Eight-year-old Surly expects to relocate from its Brooklyn Center home to its new Minneapolis digs later this year, opening the $30 million facility in stages. First up will be a casual beer hall with a 300-person capacity, scheduled for early 2015. The 175-person event center, 100-seat restaurant and two-acre beer garden will follow.

“We’re going to push the envelope with our beer-inspired foods using locally sourced, sustainable ingredients,” said Guzman in a statement. “We’re not going to sit back.”

A Gray day in Lyn-Lake

Gray House (610 W. Lake St., Mpls., chef/owner Ian Gray is pulling the plug on his two-year-old Lyn-Lake gastropub, but there’s still time to get in and enjoy his remarkable, hyper-seasonal cooking.

“The last day of the lease is July 31st, so we have about two months,” he said. The short reason for the closing is that the business partnership — which includes Gray, his ex-spouse and former father-in-law — is breaking up.

“We could have stayed,” said Gray. “But the lease came up, and it made me feel like I’m not running away from something, but running toward something new and fresh.”

Moving forward, Gray is forming a collaboration with colleagues Kiri Anderson and Jessica Knettel, and they’re scouting locations, including sites in northeast Minneapolis. “But nothing is set in stone,” he said.

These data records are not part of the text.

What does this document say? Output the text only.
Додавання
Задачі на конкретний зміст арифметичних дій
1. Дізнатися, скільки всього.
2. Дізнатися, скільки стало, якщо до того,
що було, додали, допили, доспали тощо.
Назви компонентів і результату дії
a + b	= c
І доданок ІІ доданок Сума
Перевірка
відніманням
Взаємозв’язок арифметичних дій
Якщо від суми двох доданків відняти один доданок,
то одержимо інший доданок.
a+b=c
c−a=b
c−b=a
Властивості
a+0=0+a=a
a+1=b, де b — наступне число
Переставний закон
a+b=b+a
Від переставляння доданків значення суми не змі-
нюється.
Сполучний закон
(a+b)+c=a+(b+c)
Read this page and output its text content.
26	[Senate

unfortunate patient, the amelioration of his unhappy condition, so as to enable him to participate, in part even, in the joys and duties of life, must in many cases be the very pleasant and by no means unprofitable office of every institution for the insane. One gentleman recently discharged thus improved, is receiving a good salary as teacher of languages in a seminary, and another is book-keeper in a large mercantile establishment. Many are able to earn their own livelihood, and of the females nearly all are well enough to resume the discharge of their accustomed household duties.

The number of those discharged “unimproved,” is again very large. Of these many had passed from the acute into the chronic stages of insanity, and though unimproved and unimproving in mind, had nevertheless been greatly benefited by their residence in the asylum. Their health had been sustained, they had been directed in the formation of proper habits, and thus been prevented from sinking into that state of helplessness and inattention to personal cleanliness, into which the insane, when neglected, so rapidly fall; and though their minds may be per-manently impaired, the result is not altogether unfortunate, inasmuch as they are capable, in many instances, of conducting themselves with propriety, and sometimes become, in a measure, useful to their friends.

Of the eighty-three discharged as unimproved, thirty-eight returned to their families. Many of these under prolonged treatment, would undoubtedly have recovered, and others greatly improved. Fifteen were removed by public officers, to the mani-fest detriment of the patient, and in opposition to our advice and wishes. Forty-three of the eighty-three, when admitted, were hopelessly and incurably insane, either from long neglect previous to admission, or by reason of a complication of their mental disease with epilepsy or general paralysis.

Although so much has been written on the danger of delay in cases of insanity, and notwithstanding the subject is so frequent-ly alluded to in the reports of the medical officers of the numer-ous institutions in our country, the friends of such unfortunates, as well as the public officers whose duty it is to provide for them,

In the meantime, get down to Lyn-Lake and enjoy Gray’s $20 three-course dinner, an exercise in creativity and value that’s served Tuesday, Wednesday and Thursday.

Museum restaurant on summer break

What is it with Minneapolis museum restaurants?

First the Walker Art Center’s Gather drops its lunch service. Now Grain Stack (2400 3rd Av. S., Mpls.,, the newly remade restaurant at the Minneapolis Institute of Arts — and a significant improvement from its predecessor —is on a summer vacation.

“Our new food service model is based on being financially sustainable, so when our traffic is slower (such as this summer), we won’t operate the mezzanine-level restaurant, as it would require us to subsidize the operation and that is not the best use of our contributed resources,” reads a memorandum to museum staff and volunteers.

The restaurant is managed by Stock and Badge, the partnership between Dogwood Coffee Co. and Rustica.

Fear not, hungry art lovers. During the warm-weather hiatus, Stock and Badge’s other MIA food-and-drink operations will remain open, including the Dogwood Coffee bar (and its great two-for-one craft beer happy hour) and the family-friendly, grab-and-go Half Pint, both in the museum’s lobby.